Beyaz evin bahçe kapısından içeri girince ben önde mert arkada siyah kapının önünde durduk mert kapıyı çalınca ayşe teyze kapıyı açtı "hoşgeldiniz" deyince yanağından öpüp sıkıca sarıldım o da bana karşılık verdi.Ayşe teyze yıllardır bu evin hizmetini yapar beni de çok sever zamanında ben ve nihal'in arkasını az toplamadı. sağolsun. İçeri geçtiğimizde nihal hemen yanıma gelip yanağım'dan öptü "hoşgeldin balım" dedi.

Mert hiç birşey demeden odasına çıkarken ben ve nihal halit amca'nın olduğu salona geçtik. masa da bir sürü evraklar vardı. Her zaman ki gibi çok meşguldü. Ben ve nihal sesizce arkadan yaklaşıp aniden yanağına öpücük kondurduk halit amca bir an irkilsede başını evraklardan kaldırıp bize doğru gelip sarıldı.

ikimizinde saçlarını öptükten sonra bana dönerek "hoşgeldin masal'cım nasılsın bakalım" dedi gülen yüzüyle bende samimi bir tebessümle "hoşbuldum amcacım seni görüpte kötü olmak mümkün mü?" Dedim halit amcamla biraz sohbet ettikten sonra ders çalışmak için izin isteyip Nihal'in odasına çıktık.

her zaman gördüğüm oda da göz gezdirdim biraz büyük bir odaydı. bembeyaz parlak duvarları vardı. Kapı'nın sağında kocaman bir pencere odanın tam ortasında yuvarlak lila renginde bir yatak vardı. yatağın sağında ve solunda küçük beyaz komidin kapının hemen yanında beyaz makyaj masası onun hemen yanında büyük etrafı lila rengi olan büyük beyaz elbise dolabı pencerenin yanında ders çalışma masası vardı odanın tavanında ise gizli yıldız motifleri vardı.

Bu odanın dekorasyonunu benim istediğim gibi yapmıştık bir gün nihal' e hayalimdeki odayı anlatmıştım. O da fikrimi beğenince odasını benim için böyle düzenlemişti.

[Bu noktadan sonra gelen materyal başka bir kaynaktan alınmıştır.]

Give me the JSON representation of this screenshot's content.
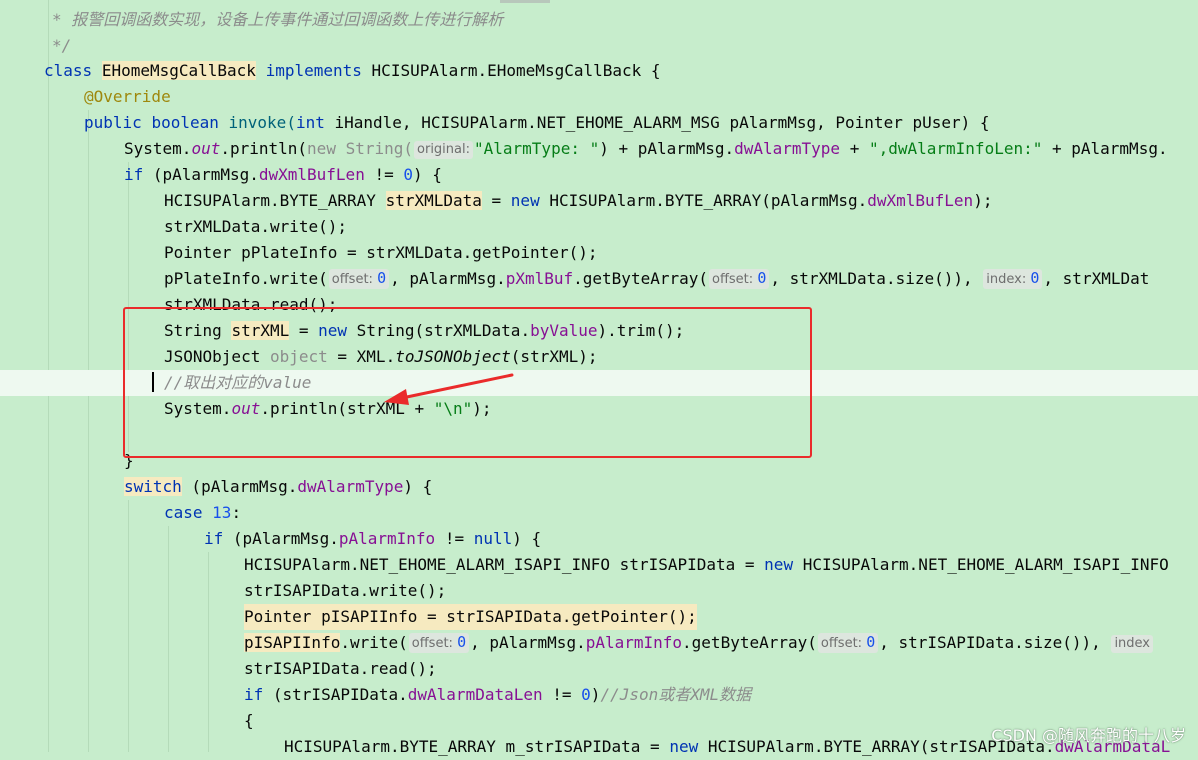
{
  "editor": {
    "lines": [
      {
        "id": "l1",
        "text": "* 报警回调函数实现，设备上传事件通过回调函数上传进行解析"
      },
      {
        "id": "l2",
        "text": "*/"
      },
      {
        "id": "l3",
        "kw": "class",
        "cls": "EHomeMsgCallBack",
        "impl": "implements",
        "iface": "HCISUPAlarm.EHomeMsgCallBack {"
      },
      {
        "id": "l4",
        "text": "@Override"
      },
      {
        "id": "l5",
        "a": "public",
        "b": "boolean",
        "c": "invoke(",
        "d": "int",
        "e": " iHandle, HCISUPAlarm.NET_EHOME_ALARM_MSG pAlarmMsg, Pointer pUser) {"
      },
      {
        "id": "l6",
        "a": "System.",
        "b": "out",
        "c": ".println(",
        "d": "new String(",
        "hint": "original:",
        "s1": "\"AlarmType: \"",
        "e": ") + pAlarmMsg.",
        "f": "dwAlarmType",
        "g": " + ",
        "s2": "\",dwAlarmInfoLen:\"",
        "h": " + pAlarmMsg."
      },
      {
        "id": "l7",
        "a": "if",
        "b": " (pAlarmMsg.",
        "c": "dwXmlBufLen",
        "d": " != ",
        "n": "0",
        "e": ") {"
      },
      {
        "id": "l8",
        "a": "HCISUPAlarm.BYTE_ARRAY ",
        "b": "strXMLData",
        "c": " = ",
        "d": "new",
        "e": " HCISUPAlarm.BYTE_ARRAY(pAlarmMsg.",
        "f": "dwXmlBufLen",
        "g": ");"
      },
      {
        "id": "l9",
        "text": "strXMLData.write();"
      },
      {
        "id": "l10",
        "text": "Pointer pPlateInfo = strXMLData.getPointer();"
      },
      {
        "id": "l11",
        "a": "pPlateInfo.write(",
        "h1": "offset:",
        "n1": "0",
        "b": ", pAlarmMsg.",
        "c": "pXmlBuf",
        "d": ".getByteArray(",
        "h2": "offset:",
        "n2": "0",
        "e": ", strXMLData.size()),",
        "h3": "index:",
        "n3": "0",
        "f": ", strXMLDat"
      },
      {
        "id": "l12",
        "text": "strXMLData.read();"
      },
      {
        "id": "l13",
        "a": "String ",
        "b": "strXML",
        "c": " = ",
        "d": "new",
        "e": " String(strXMLData.",
        "f": "byValue",
        "g": ").trim();"
      },
      {
        "id": "l14",
        "a": "JSONObject ",
        "b": "object",
        "c": " = XML.",
        "d": "toJSONObject",
        "e": "(strXML);"
      },
      {
        "id": "l15",
        "text": "//取出对应的value"
      },
      {
        "id": "l16",
        "a": "System.",
        "b": "out",
        "c": ".println(strXML + ",
        "s": "\"\\n\"",
        "d": ");"
      },
      {
        "id": "l17",
        "text": "}"
      },
      {
        "id": "l18",
        "a": "switch",
        "b": " (pAlarmMsg.",
        "c": "dwAlarmType",
        "d": ") {"
      },
      {
        "id": "l19",
        "a": "case",
        "n": " 13",
        ":": ":"
      },
      {
        "id": "l20",
        "a": "if",
        "b": " (pAlarmMsg.",
        "c": "pAlarmInfo",
        "d": " != ",
        "e": "null",
        "f": ") {"
      },
      {
        "id": "l21",
        "a": "HCISUPAlarm.NET_EHOME_ALARM_ISAPI_INFO strISAPIData = ",
        "b": "new",
        "c": " HCISUPAlarm.NET_EHOME_ALARM_ISAPI_INFO"
      },
      {
        "id": "l22",
        "text": "strISAPIData.write();"
      },
      {
        "id": "l23",
        "text": "Pointer pISAPIInfo = strISAPIData.getPointer();"
      },
      {
        "id": "l24",
        "a": "pISAPIInfo",
        "b": ".write(",
        "h1": "offset:",
        "n1": "0",
        "c": ", pAlarmMsg.",
        "d": "pAlarmInfo",
        "e": ".getByteArray(",
        "h2": "offset:",
        "n2": "0",
        "f": ", strISAPIData.size()),",
        "h3": "index"
      },
      {
        "id": "l25",
        "text": "strISAPIData.read();"
      },
      {
        "id": "l26",
        "a": "if",
        "b": " (strISAPIData.",
        "c": "dwAlarmDataLen",
        "d": " != ",
        "n": "0",
        "e": ")",
        "cm": "//Json或者XML数据"
      },
      {
        "id": "l27",
        "text": "{"
      },
      {
        "id": "l28",
        "a": "HCISUPAlarm.BYTE_ARRAY m_strISAPIData = ",
        "b": "new",
        "c": " HCISUPAlarm.BYTE_ARRAY(strISAPIData.",
        "d": "dwAlarmDataL"
      }
    ]
  },
  "watermark": "CSDN @随风奔跑的十八岁",
  "colors": {
    "background": "#c7edcc",
    "keyword": "#0033b3",
    "string": "#067d17",
    "number": "#1750eb",
    "field": "#871094",
    "annotation_box": "#ea2b2b"
  }
}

. Ben küçükken ne zaman parlayan bir yıldız görsem babamın beni izlediğni düşünürdüm. Bir gün yine babamı çok özlediğimde gökyüzüne bakmak için sokağa çıktım. Ama bulutlar her yeri kaplamıştı. tek bir yıldız bile görünmüyordu. O gün çok ağlamıştım o kadar çok ağlamıştım ki annem bu halime üzülüp odamın her yerine fosforlu kalemlerle bir sürü yıldız çizmişti. Bunu gördükten sonra ağlamayı kesmiştim.

Küçükken kalemle çizilen yıldızlar beni sustursa da büyüdükçe gökyüzündeki gibi parlamadığını farketmiştim ve bu beni üzüyordu. Her ne kadar nihal bunları benim odama yapmak istediysede bunu kabul etmedim çünkü kendi kazandığım parayla yapmak istiyordum.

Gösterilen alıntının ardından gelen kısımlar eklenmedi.